LOL, that’s right! show me snatch, goddamn it! Oh yeah, this guy knows what I like. ::wiping away tears::

There is a lot more, but it’s so dirty, I’m afraid to post it here. Well, maybe just another sentence or two…

‘Fox is the only magazine that delivers porn the way it should be…just plain nasty!’ (I’m thinking of Wilford Brimley doing the voice-over for the commercial with that line for some reason.)

‘I can talk about Fox all day, but you can’t really appreciate how dick-hardening it is until you see it for yourself!’ (No, and even then, I’m sure I couldn’t appreciate it’s ‘dick-hardening’ qualities, heehee.)

It also uses the terms ‘super-soaked snatches’, ‘butt-plugged asses’, and cum-coated faces’ at one point, and is finished off with a lovely P.S…“I’m so sure Fox will bust your boner that I’ll make this guarantee…blah blah blah”. Bust your boner? Is that a selling point? If I had a boner, I’d try my best not to bust it, I think.

Well, I hope you guys enjoyed that as much as I did. :slight_smile: I’m just wondering how they got my name.

Rose

Ah…
You got the mailing…

Good.

Maybe they checked this site for like minded usernames, and thought that Wicked Blue stood for “Wicked Fool” instead of “Wicked Cool?”

[sub]Oh, all right. No need to throw things. I’ll go quietly.[/sub]

Oh, so you got Publisher’s Clearing House’s new mailer, eh?

Ok, call me a dork, but to me the funniest part of that post was about your father in law calling to tell you the mail was there… not that it’s funny, but it’s so Fall Riv! Heeheehee… do you have dinner with them on Sundays too?

Oh yeah, the porn part was funny too. :slight_smile:

Wicked Blue, are you aware that your e-mailbox will now be inundated with doper requests to get on the Fox mailing list?

And … “nut-busting” action? I can’t imagine what that is supposed to be. I like my nuts safe and snug, thank you very much.

So, uh, Rose. What is that address? I could always see some butt plugged asses. :slight_smile:

Thanks Blu for making me laugh too! :smiley:

[sub]and could I, um, have that address too?[/sub] :wink:

heh… i can just imagine “bust your boner”…

{scene: some young teen male in his bedroom}

<thump>

<thump>

<thump>

“whoops…”

<Crack!>

“AAAAIIIIIEEEEE!!! MOM! I BROKE IT! I BROOOOKKKKKEEEEE IIIIT…”

“What? broke what? hey… what’s that shampoo bottle doing duct-taped to the wall?”

[sub] sorry. couldn’t resist.[/sub]

[sub] Ummmmm…Callie when you are done…do you wanna share that address…or bring it along with you?[/sub]
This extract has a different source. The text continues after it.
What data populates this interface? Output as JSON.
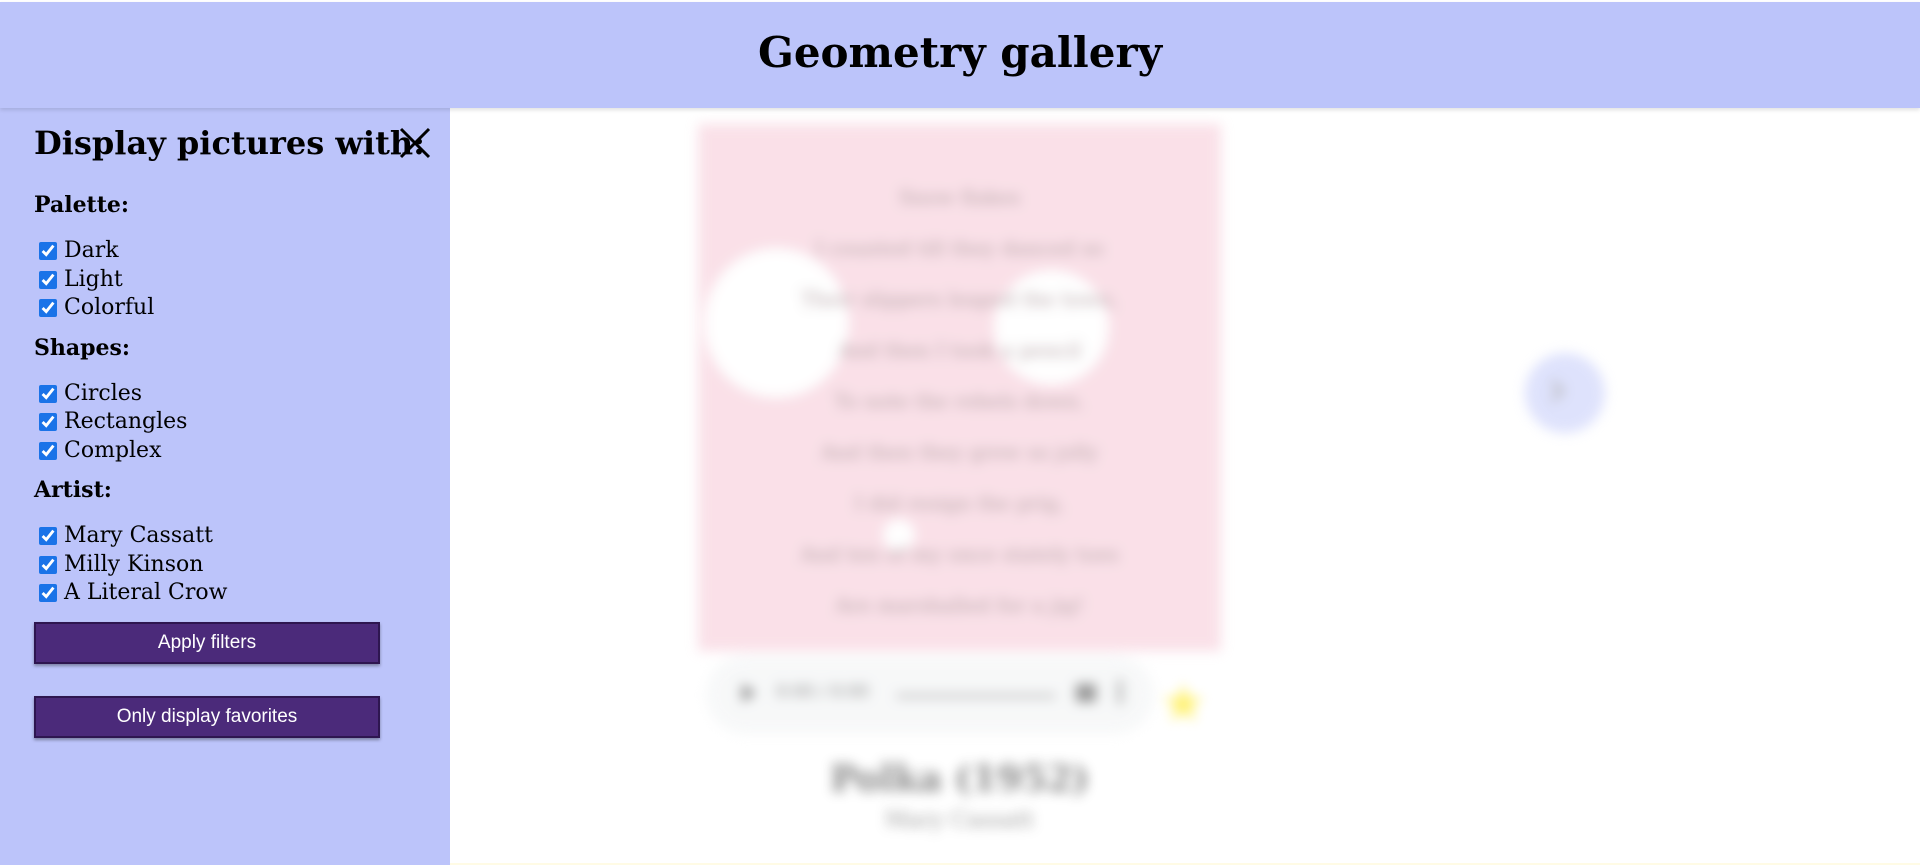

Ohhhhhh…My God…have you ever laughed so hard it was better than an orgasm? Curled up in a ball on the floor, convulsing, tears streaming out of your eyes? That, Madam, is what you have done for me here, and I humbly thank you for it :smiley:

damn, I’m laughing my ass off. I was sitting in my computer chair reading the post and i spit zima all over the monitor.

“bust your boner”

Huh.

Now, there are times when a man’s lady love is on top, and gets a mite over-enthusiastic, bouncing-wise, and lifts up a bit too far before coming back down. I never thought of that as a selling point however, more as a truly mood-breaking moment for both.
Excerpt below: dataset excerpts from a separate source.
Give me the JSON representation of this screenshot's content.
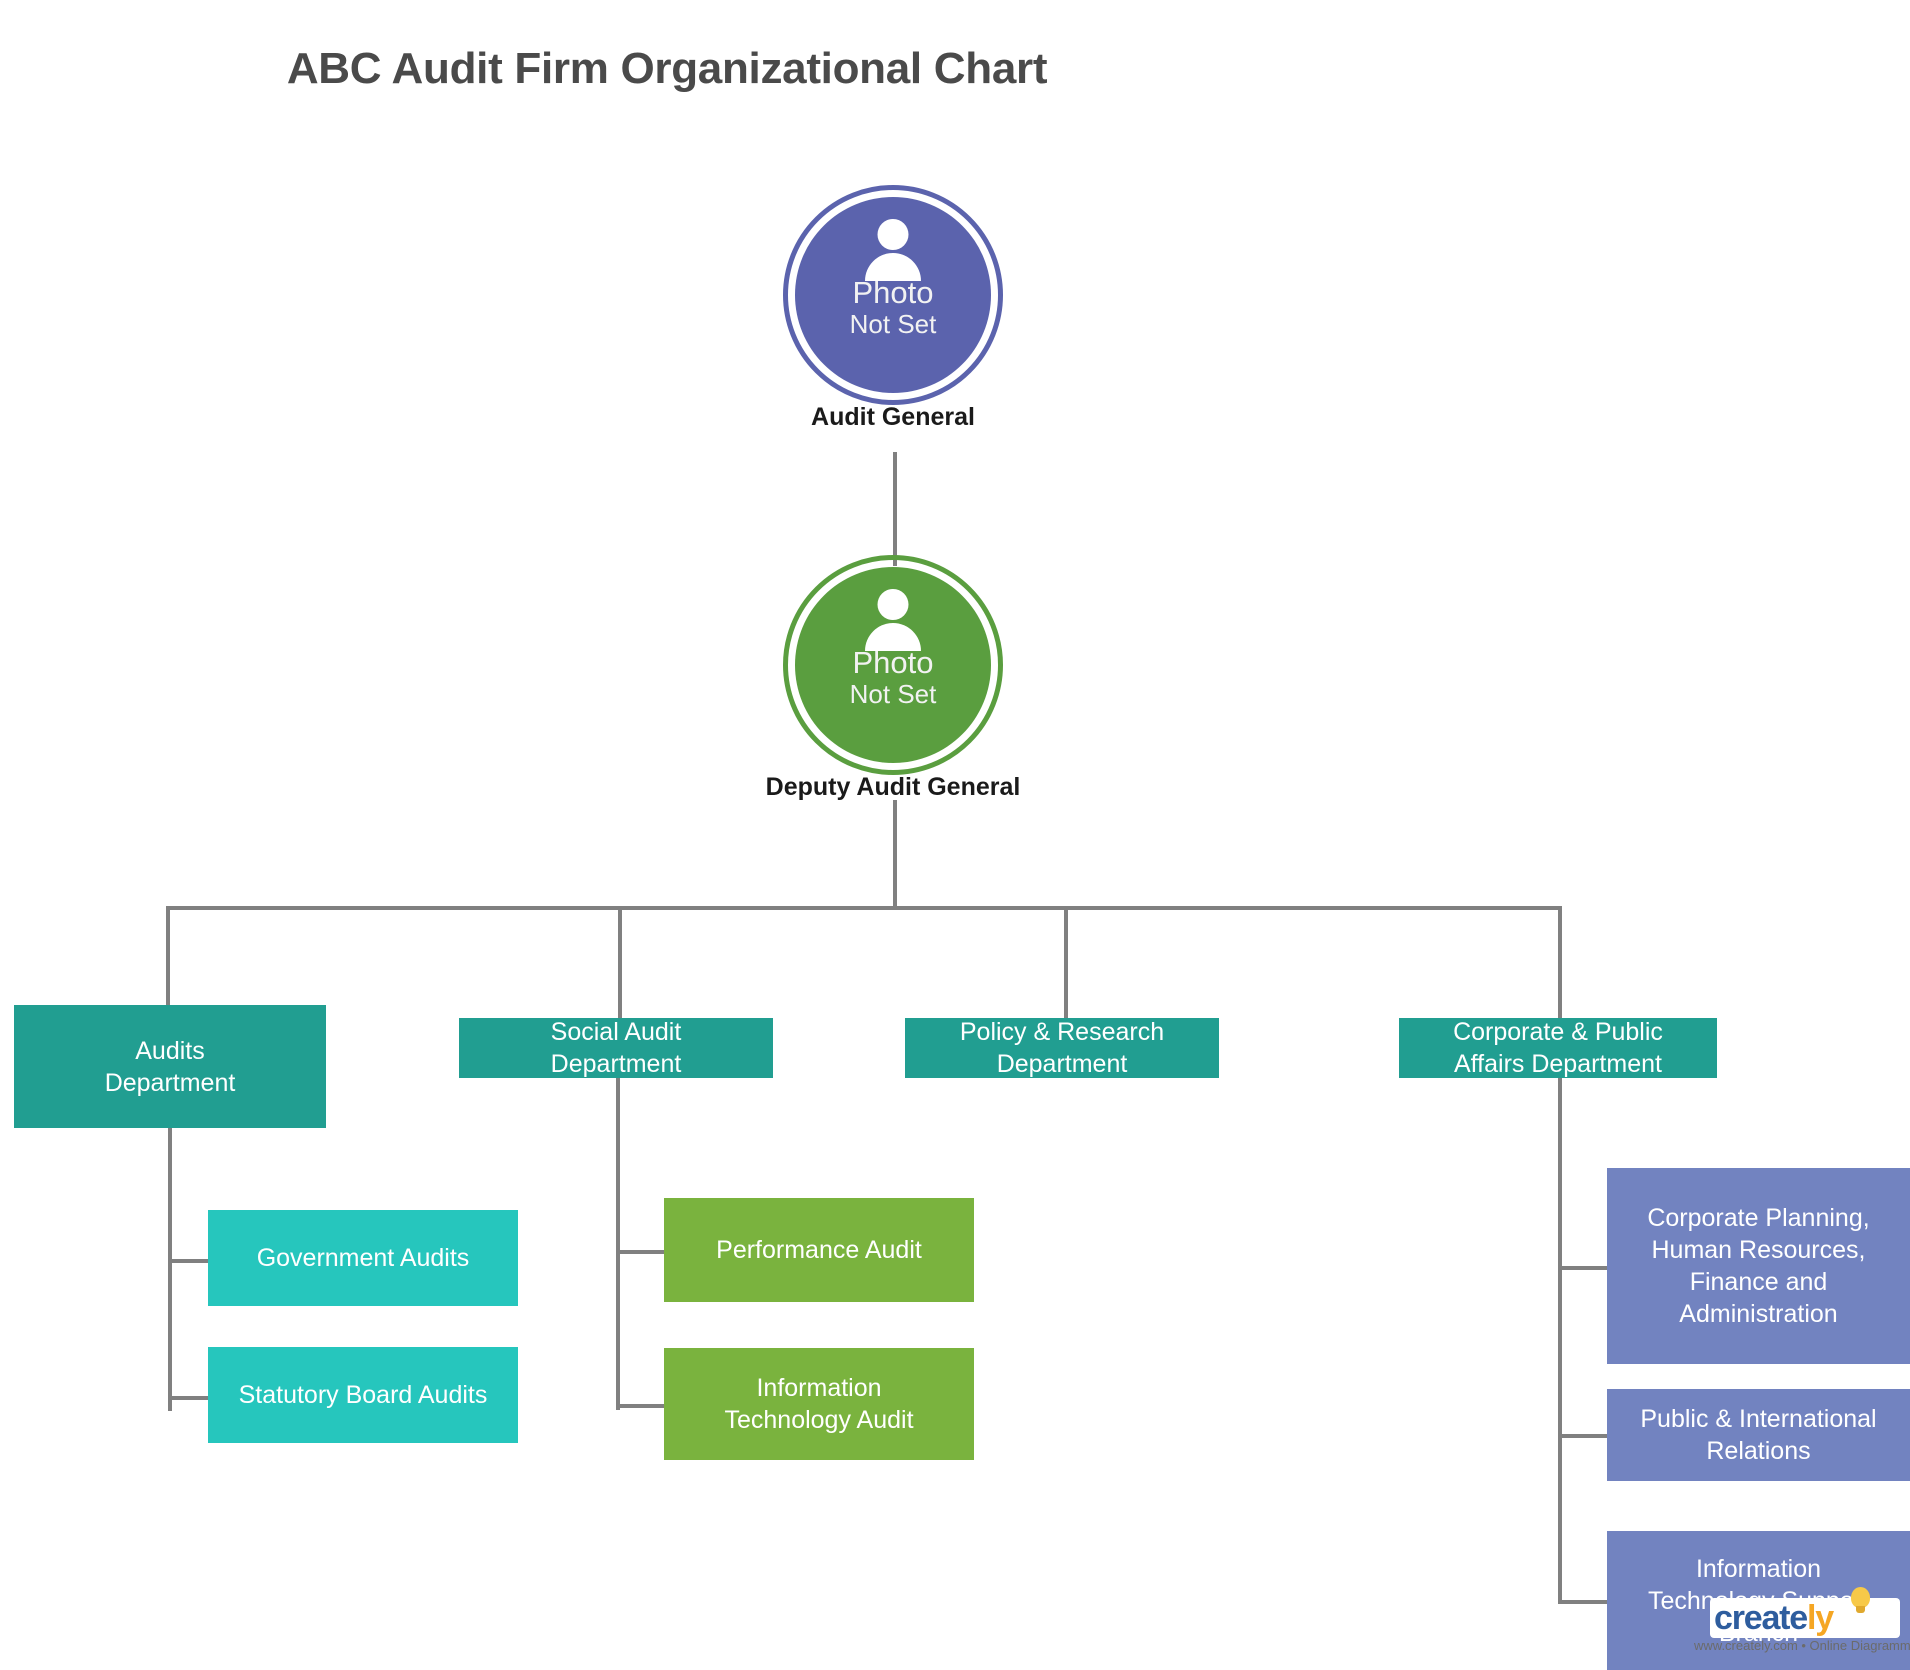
{
  "title": "ABC Audit Firm Organizational Chart",
  "avatar_placeholder": {
    "line1": "Photo",
    "line2": "Not Set"
  },
  "nodes": {
    "audit_general": {
      "label": "Audit General",
      "color": "#5b63ad"
    },
    "deputy_audit_general": {
      "label": "Deputy Audit General",
      "color": "#5a9e3f"
    }
  },
  "departments": [
    {
      "label": "Audits\nDepartment",
      "color": "#219e91"
    },
    {
      "label": "Social Audit\nDepartment",
      "color": "#219e91"
    },
    {
      "label": "Policy & Research\nDepartment",
      "color": "#219e91"
    },
    {
      "label": "Corporate & Public\nAffairs Department",
      "color": "#219e91"
    }
  ],
  "audits_children": [
    {
      "label": "Government Audits",
      "color": "#26c6bd"
    },
    {
      "label": "Statutory Board Audits",
      "color": "#26c6bd"
    }
  ],
  "social_audit_children": [
    {
      "label": "Performance Audit",
      "color": "#7ab33e"
    },
    {
      "label": "Information\nTechnology Audit",
      "color": "#7ab33e"
    }
  ],
  "corporate_children": [
    {
      "label": "Corporate Planning,\nHuman Resources,\nFinance and\nAdministration",
      "color": "#7283c0"
    },
    {
      "label": "Public & International\nRelations",
      "color": "#7283c0"
    },
    {
      "label": "Information\nTechnology Support\nBranch",
      "color": "#7283c0"
    }
  ],
  "watermark": {
    "brand_prefix": "create",
    "brand_suffix": "ly",
    "tagline": "www.creately.com • Online Diagramming"
  },
  "colors": {
    "connector": "#808080",
    "title": "#4a4a4a",
    "label": "#1a1a1a",
    "box_text": "#ffffff",
    "background": "#ffffff"
  }
}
Then again, nut-busting as well. I think they must be trying to market towards a particular segment of people deeply into bdsm.
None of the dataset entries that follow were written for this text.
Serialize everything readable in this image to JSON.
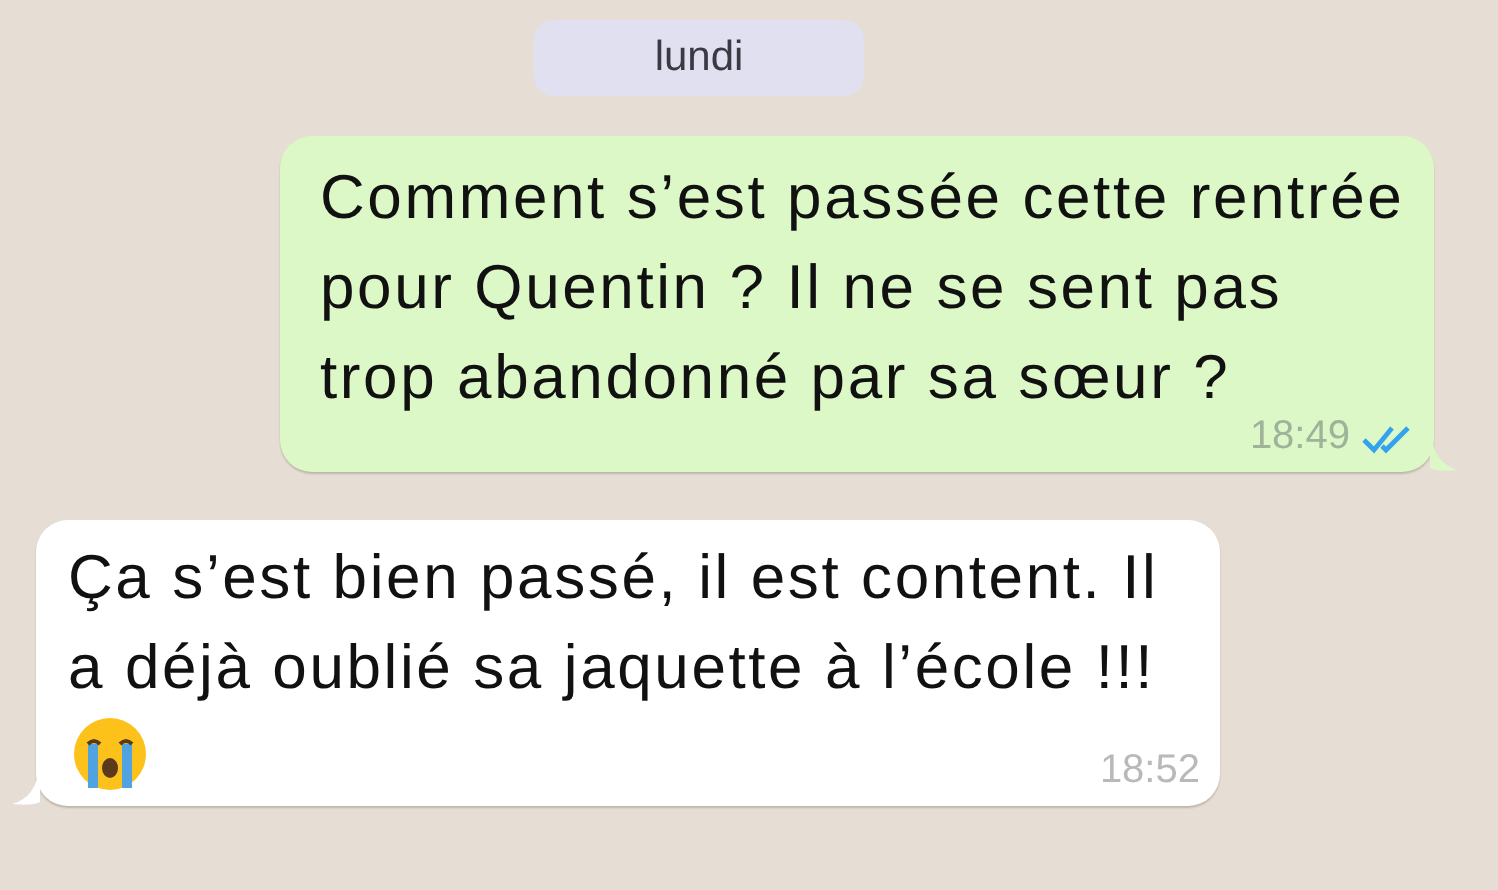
{
  "date_chip": "lundi",
  "messages": [
    {
      "kind": "outgoing",
      "text": "Comment s’est passée cette rentrée pour Quentin ? Il ne se sent pas trop abandonné par sa sœur ?",
      "time": "18:49",
      "read": true
    },
    {
      "kind": "incoming",
      "text": "Ça s’est bien passé, il est content. Il a déjà oublié sa jaquette à l’école !!!",
      "time": "18:52",
      "emoji": true
    }
  ]
}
Yes … was laughing as I read this … all the way up to those lines about busting things. Ouch!!! Thank you * sooooooo * much for the painful imagery.

As for how your name got on their mailing list: Having spent some years working in the direct marketing industry, I can tell you it was probably because you sent in a warranty registration card or survey response or some such thing. If this kind of mail becomes a problem, check with your local post office and they should be able to give you some info about how to get your name off mailing lists - though an * occasional * laugh like this probably isn’t anything to be too worried about. Unless you decide to ** “see it for yourself!” ** you probably won’t hear from them again.

I’m not so much a porn fan as I am a porn philosopher.